Saving a piece of the past will take more than a little bit of public money in the here and now.
City commissioners at their meeting Tuesday will consider authorizing more than $1.3 million worth of incentives and public improvements to help a Kansas City developer rehabilitate the former Poehler Mercantile Co. building and an adjacent 1880s structure near Eighth and Delaware streets.
City officials are touting the proposed development — which will add affordable apartments and artists studios — as a way to spark a revitalization of a significant portion of east Lawrence.
“We feel like this really is a reinvestment in our infrastructure in an important part of our community,” said Diane Stoddard, an assistant city manager who has been working on the project. “The benefits for our community will be to save a really important district in our city’s history, and to save an important structure that is in some real jeopardy.”

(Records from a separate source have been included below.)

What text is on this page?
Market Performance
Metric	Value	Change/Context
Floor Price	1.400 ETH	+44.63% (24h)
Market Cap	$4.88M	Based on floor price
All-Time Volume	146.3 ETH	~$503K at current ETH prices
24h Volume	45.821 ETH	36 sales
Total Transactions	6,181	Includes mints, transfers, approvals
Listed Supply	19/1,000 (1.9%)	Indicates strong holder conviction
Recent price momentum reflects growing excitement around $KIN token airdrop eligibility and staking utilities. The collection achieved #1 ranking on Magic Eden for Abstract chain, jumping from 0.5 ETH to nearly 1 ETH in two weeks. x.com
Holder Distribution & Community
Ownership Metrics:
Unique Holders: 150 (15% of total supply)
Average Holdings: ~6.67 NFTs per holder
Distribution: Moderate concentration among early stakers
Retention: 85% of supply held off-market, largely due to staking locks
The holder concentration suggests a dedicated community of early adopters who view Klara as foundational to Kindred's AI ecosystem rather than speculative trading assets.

The Poehler Mercantile building is a 1904, four-story brick building that once was the centerpiece of the east Lawrence industrial district that runs along the railroad tracks and parts of Delaware and Pennsylvania streets. But the grocery warehouse company vacated the building in 1957, and the building has had a large amount of vacancy ever since. Currently, the building is boarded up and its roof is failing.
Kansas City-area developer Tony Krsnich has the property under contract. He plans to convert it into nearly 49 apartment units, with all but three of the apartments being entered into a rent-controlled affordable housing program. His group also has purchased the adjacent Kansas Fruit Vinegar Co. building, 810 Pa., to convert into about 40 artist studios, a gallery space and an outdoor exhibition and reception area.
Krsnich — who currently is finishing a similar apartment conversion of the old Chatham Hotel in Kansas City — said early on that he expected the $9 million project would need some financial assistance from the city. Now, city commissioners are putting forward their most detailed plan yet of how much that help may total.
Among the proposed improvements and incentives being recommending by city staff are:
• $800,000 to improve Delaware Street from Eighth to Ninth streets. Much of the street has deteriorated to the point that it is largely a gravel path. Plans call for all new pavement and stormwater collection systems.
• $300,000 to construct a new public parking lot along the new portion of Delaware Street and to improve the alley that runs adjacent to the property. The parking lot would be maintained by Krsnich’s group, and after 15 years his group would take over ownership of the parking lot for $1.
• $100,000 to install a new water line along Delaware Street between Eighth and Ninth streets.
• $85,000 to pay for up to 75 percent of the costs to install a fire sprinkler in the Poehler building.
• $73,538 to improve Eighth Street from Delaware to Pennsylvania streets.
• $36,980 to make sewer, water and fire line utility connections to the Poehler building.
No tax increase planned
City administrators have put forward a plan that would allow the project to be funded through new debt, water, sewer and stormwater funds. A tax increase isn’t called for to fund the project.
The project has not been run through the city’s traditional cost benefit model, which attempts to quantify how much in new tax dollars and other benefits the city will receive for every $1 it gives in incentives.
Stoddard said such an analysis likely would not produce a favorable result because the project is not the type that produces a large number of permanent jobs, and because most of the housing units will be rent-controlled it is not expected to generate a large increase in property tax revenue either.
But the project already has won some support on the City Commission. City Commissioner Hugh Carter said he thought the project had great potential to be a force for revitalization of the surrounding properties, and he’s particularly excited about the arts element of the development.
“There’s the historic preservation element and there is the affordable housing element, which we do have a need for, but the idea of furthering the cultural district sounds very appealing to me,” Carter said. “There are some elements in there that are hard to quantify.”
Krsnich said the investment from the city is critical to the success of the project.
“The majority of what we’re asking for is help with improving the existing public infrastructure,” Krsnich said. “We’re going to create an amazing space down there, but we just need people to feel comfortable coming to the area.”
Originally, the project had planned to ask for property tax rebates as part of the Neighborhood Revitalization Act. But Krsnich said that incentive no longer is being considered.
Commissioners will consider the request at their meeting at 6:35 p.m. Tuesday at City Hall, Sixth and Massachusetts streets.
There may be just four commissioners who vote on the project. Previously, Mayor Aron Cromwell recused himself from discussions on the project. The project is expected to include work to install a large number of solar panels on the roof of the Poehler building. Cromwell’s environmental engineering firm is expected to bid on that work.